Biden Says Putin's Nuclear Threat Brings Risk Of 'Armageddon'

Russian President Vladimir Putin's threat to use nuclear weapons in Ukraine has brought the world closer to "Armageddon" than at any time since the Cold-War Cuban Missile Crisis, U.S. President Joe Biden said.

As Putin's seven-month invasion unravels, Ukrainian President Volodymyr Zelenskiy said Kyiv's forces were swiftly recapturing more territory, including more than 500 sq km in the south where they burst through a second major front this week.

Russia's failings on the battlefield have brought unusual public recrimination from Kremlin allies, with one Russian-installed leader in occupied Ukrainian territory going so far as to suggest Putin's defence minister should have shot himself.

Biden said the prospect of defeat could make Putin, who was 70 on Friday, desperate enough to use nuclear weapons, the biggest risk since U.S. President John Kennedy and Soviet leader Nikita Khrushchev faced off over missiles in Cuba in 1962.

"We have not faced the prospect of Armageddon since Kennedy and the Cuban missile crisis," Biden said in New York. "For the first time since the Cuban Missile Crisis, we have a direct threat to the use of nuclear weapons, if in fact things continue down the path they'd been going."

Putin was "not joking when he talks about potential use of tactical nuclear weapons or biological or chemical weapons, because his military is, you might say, is significantly underperforming," Biden said.

Concern so far has been over the prospect of Russia deploying a so-called "tactical" nuclear weapon - a short-range device for use on the battlefield - rather than the "strategic" weapons on long-range missiles that Washington and Moscow have stockpiled since the Cold War.

But Biden suggested it made little difference: "I don't think there's any such thing as the ability to easily (use) a tactical nuclear weapon and not end up with Armageddon."

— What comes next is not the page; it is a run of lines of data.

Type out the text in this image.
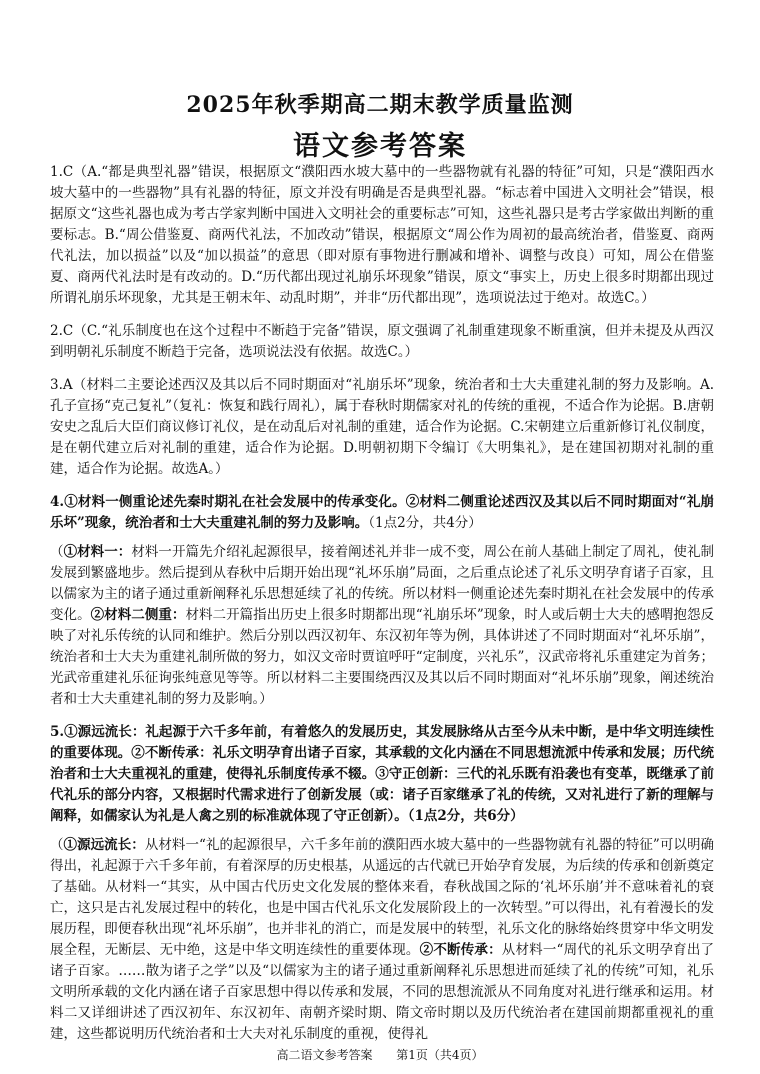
2025年秋季期高二期末教学质量监测
语文参考答案

1.C（A.“都是典型礼器”错误，根据原文“濮阳西水坡大墓中的一些器物就有礼器的特征”可知，只是“濮阳西水坡大墓中的一些器物”具有礼器的特征，原文并没有明确是否是典型礼器。“标志着中国进入文明社会”错误，根据原文“这些礼器也成为考古学家判断中国进入文明社会的重要标志”可知，这些礼器只是考古学家做出判断的重要标志。B.“周公借鉴夏、商两代礼法，不加改动”错误，根据原文“周公作为周初的最高统治者，借鉴夏、商两代礼法，加以损益”以及“加以损益”的意思（即对原有事物进行删减和增补、调整与改良）可知，周公在借鉴夏、商两代礼法时是有改动的。D.“历代都出现过礼崩乐坏现象”错误，原文“事实上，历史上很多时期都出现过所谓礼崩乐坏现象，尤其是王朝末年、动乱时期”，并非“历代都出现”，选项说法过于绝对。故选C。）

2.C（C.“礼乐制度也在这个过程中不断趋于完备”错误，原文强调了礼制重建现象不断重演，但并未提及从西汉到明朝礼乐制度不断趋于完备，选项说法没有依据。故选C。）

3.A（材料二主要论述西汉及其以后不同时期面对“礼崩乐坏”现象，统治者和士大夫重建礼制的努力及影响。A.孔子宣扬“克己复礼”（复礼：恢复和践行周礼），属于春秋时期儒家对礼的传统的重视，不适合作为论据。B.唐朝安史之乱后大臣们商议修订礼仪，是在动乱后对礼制的重建，适合作为论据。C.宋朝建立后重新修订礼仪制度，是在朝代建立后对礼制的重建，适合作为论据。D.明朝初期下令编订《大明集礼》，是在建国初期对礼制的重建，适合作为论据。故选A。）

4.①材料一侧重论述先秦时期礼在社会发展中的传承变化。②材料二侧重论述西汉及其以后不同时期面对“礼崩乐坏”现象，统治者和士大夫重建礼制的努力及影响。（1点2分，共4分）

（①材料一：材料一开篇先介绍礼起源很早，接着阐述礼并非一成不变，周公在前人基础上制定了周礼，使礼制发展到繁盛地步。然后提到从春秋中后期开始出现“礼坏乐崩”局面，之后重点论述了礼乐文明孕育诸子百家，且以儒家为主的诸子通过重新阐释礼乐思想延续了礼的传统。所以材料一侧重论述先秦时期礼在社会发展中的传承变化。②材料二侧重：材料二开篇指出历史上很多时期都出现“礼崩乐坏”现象，时人或后朝士大夫的感喟抱怨反映了对礼乐传统的认同和维护。然后分别以西汉初年、东汉初年等为例，具体讲述了不同时期面对“礼坏乐崩”，统治者和士大夫为重建礼制所做的努力，如汉文帝时贾谊呼吁“定制度，兴礼乐”，汉武帝将礼乐重建定为首务；光武帝重建礼乐征询张纯意见等等。所以材料二主要围绕西汉及其以后不同时期面对“礼坏乐崩”现象，阐述统治者和士大夫重建礼制的努力及影响。）

5.①源远流长：礼起源于六千多年前，有着悠久的发展历史，其发展脉络从古至今从未中断，是中华文明连续性的重要体现。②不断传承：礼乐文明孕育出诸子百家，其承载的文化内涵在不同思想流派中传承和发展；历代统治者和士大夫重视礼的重建，使得礼乐制度传承不辍。③守正创新：三代的礼乐既有沿袭也有变革，既继承了前代礼乐的部分内容，又根据时代需求进行了创新发展（或：诸子百家继承了礼的传统，又对礼进行了新的理解与阐释，如儒家认为礼是人禽之别的标准就体现了守正创新）。（1点2分，共6分）

（①源远流长：从材料一“礼的起源很早，六千多年前的濮阳西水坡大墓中的一些器物就有礼器的特征”可以明确得出，礼起源于六千多年前，有着深厚的历史根基，从遥远的古代就已开始孕育发展，为后续的传承和创新奠定了基础。从材料一“其实，从中国古代历史文化发展的整体来看，春秋战国之际的‘礼坏乐崩’并不意味着礼的衰亡，这只是古礼发展过程中的转化，也是中国古代礼乐文化发展阶段上的一次转型。”可以得出，礼有着漫长的发展历程，即便春秋出现“礼坏乐崩”，也并非礼的消亡，而是发展中的转型，礼乐文化的脉络始终贯穿中华文明发展全程，无断层、无中绝，这是中华文明连续性的重要体现。②不断传承：从材料一“周代的礼乐文明孕育出了诸子百家。……散为诸子之学”以及“以儒家为主的诸子通过重新阐释礼乐思想进而延续了礼的传统”可知，礼乐文明所承载的文化内涵在诸子百家思想中得以传承和发展，不同的思想流派从不同角度对礼进行继承和运用。材料二又详细讲述了西汉初年、东汉初年、南朝齐梁时期、隋文帝时期以及历代统治者在建国前期都重视礼的重建，这些都说明历代统治者和士大夫对礼乐制度的重视，使得礼

高二语文参考答案 第1页（共4页）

Putin has warned he would use all means necessary, including Russia's nuclear arsenal, to protect Russian soil, which he now says includes four Ukrainian regions he declared annexed last week.

In remarks to Australia's Lowy Institute, Zelenskiy said NATO should launch preventive strikes on Russia to preclude its use of nuclear weapons.

Kremlin spokesman Dmitry Peskov denounced those comments as "an appeal to start yet another world war with unpredictable, monstrous consequences". Russian Foreign Minister Sergei Lavrov said Zelenskiy's remarks demonstrated why Russia was right to launch its operation.